Sure enough, Bernice was suffering from a stroke. Though she couldn't speak or even nod, Bernice kept her eyes on me the whole time.
Call it serendipity, divine intervention, or pure dumb luck, but there are times when things just seem to work out. I'm not talking about the stroke itself, but the fact that I was able to be there to help an old, old friend.
You might say that I was bound to run into someone I knew eventually. Even in a city of 500,000. It wasn't the first time I'd seen friends on medical calls. I'd bandaged, started IV's, given medications and transported a few acquaintances over the years. I had basically done the same thing any other paramedic would have done.
But stroke calls are a little different. Though the situation is extremely critical, once the patient is on oxygen and has an IV, the paramedic either initiates a one-way conversation or works on paperwork during the drive to the hospital.
Within minutes Bernice was on high-flow oxygen, had an IV and was sitting in the back of the ambulance with me. And for one of the first times in my short career, I can honestly say I did something no other paramedic could have. I held Bernice's hand and talked about old times.

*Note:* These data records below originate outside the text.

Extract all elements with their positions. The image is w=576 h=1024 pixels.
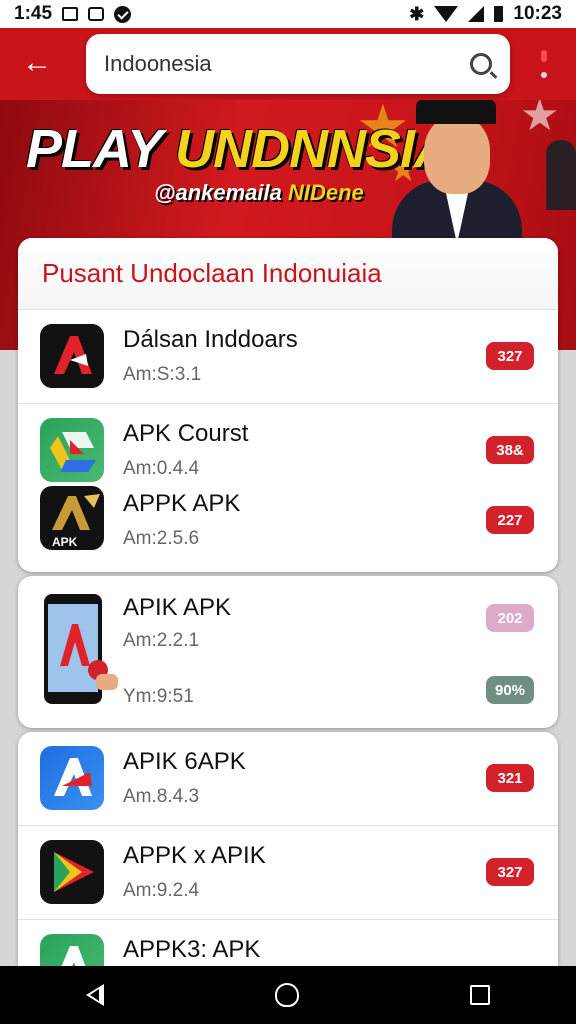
count-badge: 202 <box>486 604 534 632</box>
app-name: Dálsan Inddoars <box>123 326 298 353</box>
list-item[interactable]: APK Courst Am:0.4.4 38& <box>18 404 558 482</box>
search-icon[interactable] <box>470 53 492 75</box>
count-badge: 321 <box>486 764 534 792</box>
app-version: Am:9.2.4 <box>123 880 200 901</box>
search-bar[interactable] <box>86 34 510 94</box>
nav-recents-icon[interactable] <box>470 985 491 1005</box>
count-badge: 227 <box>486 506 534 534</box>
app-name: APPK x APIK <box>123 842 266 869</box>
app-version: Am:0.4.4 <box>123 458 200 479</box>
list-item[interactable]: APPK x APIK Am:9.2.4 327 <box>18 826 558 920</box>
phone-icon <box>38 590 128 708</box>
top-app-bar: ← <box>0 28 576 100</box>
nav-back-icon[interactable] <box>85 984 104 1006</box>
app-name: APPK APK <box>123 490 241 517</box>
drive-icon <box>40 418 104 482</box>
person-image <box>380 100 530 250</box>
app-name[interactable]: APIK APK <box>123 594 231 622</box>
red-a-icon <box>40 324 104 388</box>
list-item[interactable]: APK APPK APK Am:2.5.6 227 <box>18 480 558 572</box>
app-version: Ym:9:51 <box>123 686 194 707</box>
app-section-card: APIK APK Am:2.2.1 202 Ym:9:51 90% <box>18 576 558 728</box>
back-arrow-icon[interactable]: ← <box>22 46 56 80</box>
gold-a-icon: APK <box>40 486 104 550</box>
status-time-left: 1:45 <box>14 3 53 24</box>
search-input[interactable] <box>104 51 470 77</box>
count-badge: 38& <box>486 436 534 464</box>
banner-subtitle: @ankemaila NIDene <box>154 180 364 205</box>
list-item[interactable]: APIK 6APK Am.8.4.3 321 <box>18 732 558 826</box>
percent-badge: 90% <box>486 676 534 704</box>
wifi-icon <box>434 6 459 22</box>
blue-a-icon <box>40 746 104 810</box>
bluetooth-icon: ✱ <box>409 3 425 24</box>
check-icon <box>114 5 132 23</box>
app-section-card: Pusant Undoclaan Indonuiaia Dálsan Inddo… <box>18 238 558 572</box>
battery-icon <box>494 6 504 22</box>
signal-icon <box>468 6 485 22</box>
system-nav-bar <box>0 966 576 1024</box>
list-item[interactable]: Dálsan Inddoars Am:S:3.1 327 <box>18 310 558 404</box>
app-name: APPK3: APK <box>123 936 261 963</box>
app-version: Am:2.5.6 <box>123 528 200 549</box>
play-icon <box>40 840 104 904</box>
app-version: Am.8.4.3 <box>123 786 200 807</box>
app-name: APK Courst <box>123 420 249 447</box>
app-version: Am:S:3.1 <box>123 364 202 385</box>
status-bar: 1:45 ✱ 10:23 <box>0 0 576 28</box>
section-title: Pusant Undoclaan Indonuiaia <box>18 238 558 310</box>
svg-text:APK: APK <box>52 535 78 549</box>
count-badge: 327 <box>486 858 534 886</box>
more-options-icon[interactable] <box>536 50 552 78</box>
app-version: Am:2.2.1 <box>123 630 200 651</box>
status-time-right: 10:23 <box>513 3 562 24</box>
square-icon <box>62 7 79 21</box>
mail-icon <box>88 7 105 21</box>
app-name: APIK 6APK <box>123 748 246 775</box>
person-image <box>546 140 576 210</box>
app-section-card: APIK 6APK Am.8.4.3 321 APPK x APIK Am:9.… <box>18 732 558 982</box>
nav-home-icon[interactable] <box>274 983 299 1007</box>
count-badge: 327 <box>486 342 534 370</box>
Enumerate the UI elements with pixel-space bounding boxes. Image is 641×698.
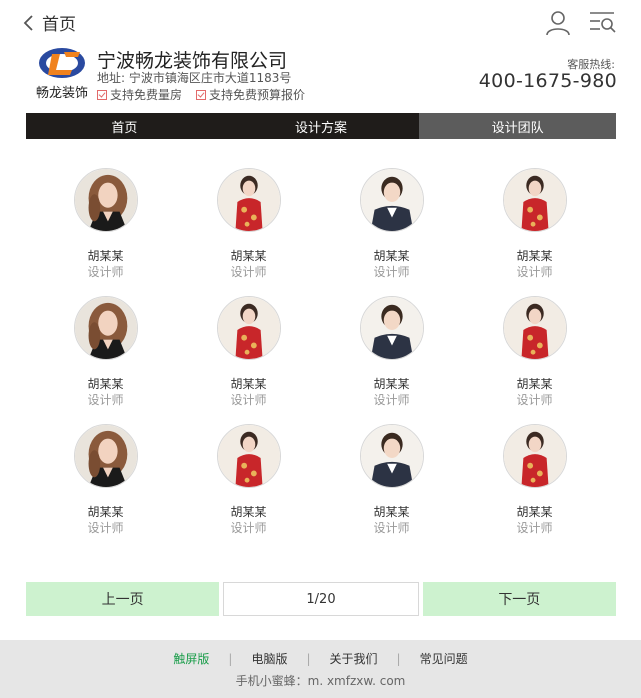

Bernice showed no signs of recognition, but she watched me closely as I reminisced about the time my wife invited her and another widow, Bennie, over for dinner. At one point Bernice had made a cheeky remark and her tiny friend Bennie smacked her lips and said, "Oh, Bernice! You're a smart one."
As we rode to the hospital, I told her where Wifey and I had moved to. How old our girls were and some of the funny things they said. How much I loved being a firefighter. And I'm lying if I say my eyes didn't tear up when I told her how special she was to Wifey and I when we were newlyweds.
To this day I have no idea if Bernice understood a single word. But there is no experience I've had in 11 years of firefighting that I would trade for the opportunity to spend 10 minutes with my friend Bernice Clemens that day.
So I ask you: Coincidence or Providence? A striking occurrence of two events apparently by mere chance? Or the foreseeing care and guidance of God over the creatures of the earth.
You can decide for yourself, but personally I agree with Morpheus from The Matrix. I do not see coincidence, I see providence. I see purpose.
Obviously I can't prove it one way or another, but I still thank God for the chance to work at Station 7 that day.